3. EDN in other specimen types

EDN levels can also be measured in induced sputum (IS), bronchoalveolar lavage fluid (BALF), and nasal lavage fluid (NLF). Each specimen type has its advantages and disadvantages compared to serum. For example, serum is always available and easy to obtain compared to other specimen types.

4. IS EDN in children with SA

IS was obtained from 30 SA, 21 AR, and 22 nonatopic healthy control (HC) children. All children were 7 to 15 years of age. Sputum EDN levels in the SA group were significantly higher than those in the AR (P<0.01) and HC groups (P<0.0001). Sputum eotaxin correlated significantly with sputum EDN, ECP, and eosinophil percentage. However, sputum interleukin-5 correlated only with sputum EDN levels, not sputum ECP levels or sputum eosinophil percentage24). In conclusion, sputum EDN levels may aid differential diagnosis of asthma and AR.

5. IS EDN in asthma and chronic cough (adult study)

The objective of this study was to investigate whether eosinophil degranulation is a distinctive feature of asthma and whether it can be used for distinguishing between chronic cough patients with asthma and those without asthma. Thirty-seven patients with a chronic cough for >1 month and 9 normal individuals (controls) were enrolled.

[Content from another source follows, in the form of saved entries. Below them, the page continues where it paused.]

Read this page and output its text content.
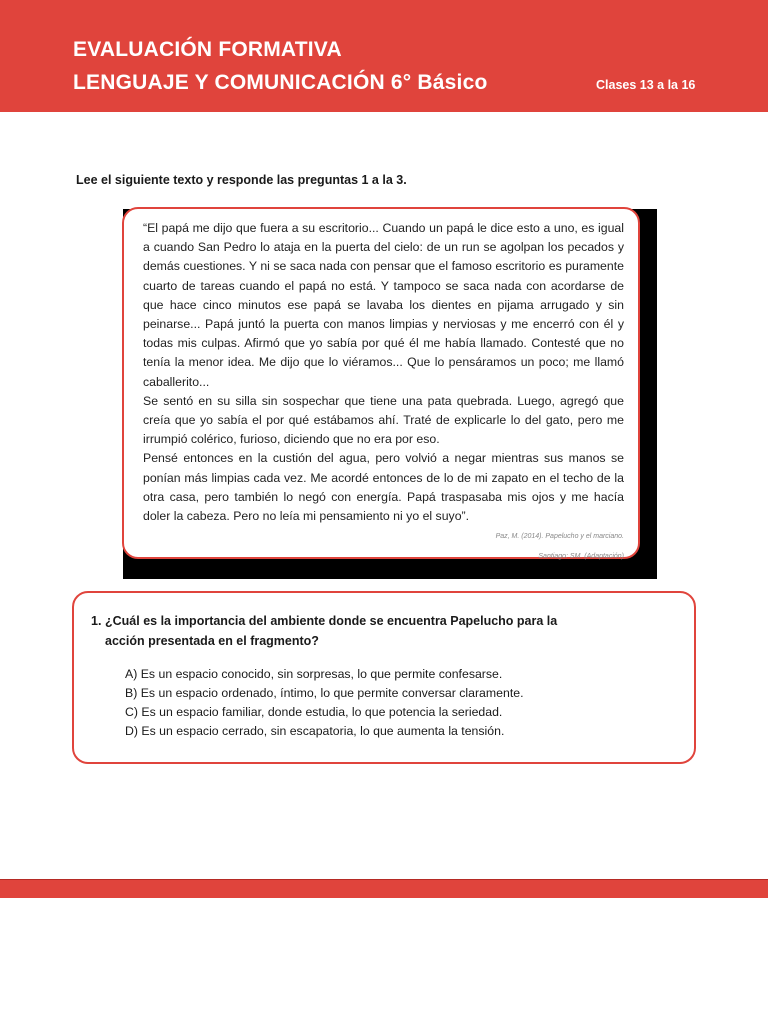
EVALUACIÓN FORMATIVA
LENGUAJE Y COMUNICACIÓN 6° Básico	Clases 13 a la 16
Lee el siguiente texto y responde las preguntas 1 a la 3.

“El papá me dijo que fuera a su escritorio... Cuando un papá le dice esto a uno, es igual a cuando San Pedro lo ataja en la puerta del cielo: de un run se agolpan los pecados y demás cuestiones. Y ni se saca nada con pensar que el famoso escritorio es puramente cuarto de tareas cuando el papá no está. Y tampoco se saca nada con acordarse de que hace cinco minutos ese papá se lavaba los dientes en pijama arrugado y sin peinarse... Papá juntó la puerta con manos limpias y nerviosas y me encerró con él y todas mis culpas. Afirmó que yo sabía por qué él me había llamado. Contesté que no tenía la menor idea. Me dijo que lo viéramos... Que lo pensáramos un poco; me llamó caballerito...

Se sentó en su silla sin sospechar que tiene una pata quebrada. Luego, agregó que creía que yo sabía el por qué estábamos ahí. Traté de explicarle lo del gato, pero me irrumpió colérico, furioso, diciendo que no era por eso.

Pensé entonces en la custión del agua, pero volvió a negar mientras sus manos se ponían más limpias cada vez. Me acordé entonces de lo de mi zapato en el techo de la otra casa, pero también lo negó con energía. Papá traspasaba mis ojos y me hacía doler la cabeza. Pero no leía mi pensamiento ni yo el suyo”.

Paz, M. (2014). Papelucho y el marciano.
Santiago: SM. (Adaptación)
1. ¿Cuál es la importancia del ambiente donde se encuentra Papelucho para la
acción presentada en el fragmento?
A) Es un espacio conocido, sin sorpresas, lo que permite confesarse.
B) Es un espacio ordenado, íntimo, lo que permite conversar claramente.
C) Es un espacio familiar, donde estudia, lo que potencia la seriedad.
D) Es un espacio cerrado, sin escapatoria, lo que aumenta la tensión.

The sputum eosinophil percentage was increased in the asthma (P<0.001) and nonasthma (P<0.05) groups compared with the control group. Sputum EDN levels were increased in the asthma group compared with the nonasthma (P<0.05) and control (P<0.05) groups. However, EDN levels were not increased in the nonasthma group compared with the control group. These findings suggest that eosinophil degranulation is more important than eosinophilia in identifying asthma25).

6. Individual clinical cases monitoring with EDN

EDN can be used to monitor asthma treatment. For example, the treatment efficacy of LTRA is demonstrated by a reduction in EDN levels (i.e., a reduction in eosinophil degranulation) from elevated values to normal values (13 to 45 ng/mL)19).

EDN levels also reflect the natural course of asthma. Without treatment, EDN concentrations increase from values within the normal range to significantly elevated levels.

Conclusions

As a monitoring tool, EDN has shown good results in children with asthma, as well as other allergic diseases. EDN can also be used in adult patients and in multiple specimen types (e.g., serum, sputum, BALF, and NLF). These results are repeatable and reproducible. In conclusion, serum EDN can be used as a novel biomarker for the diagnosis, treatment, and monitoring of asthma/allergic disease.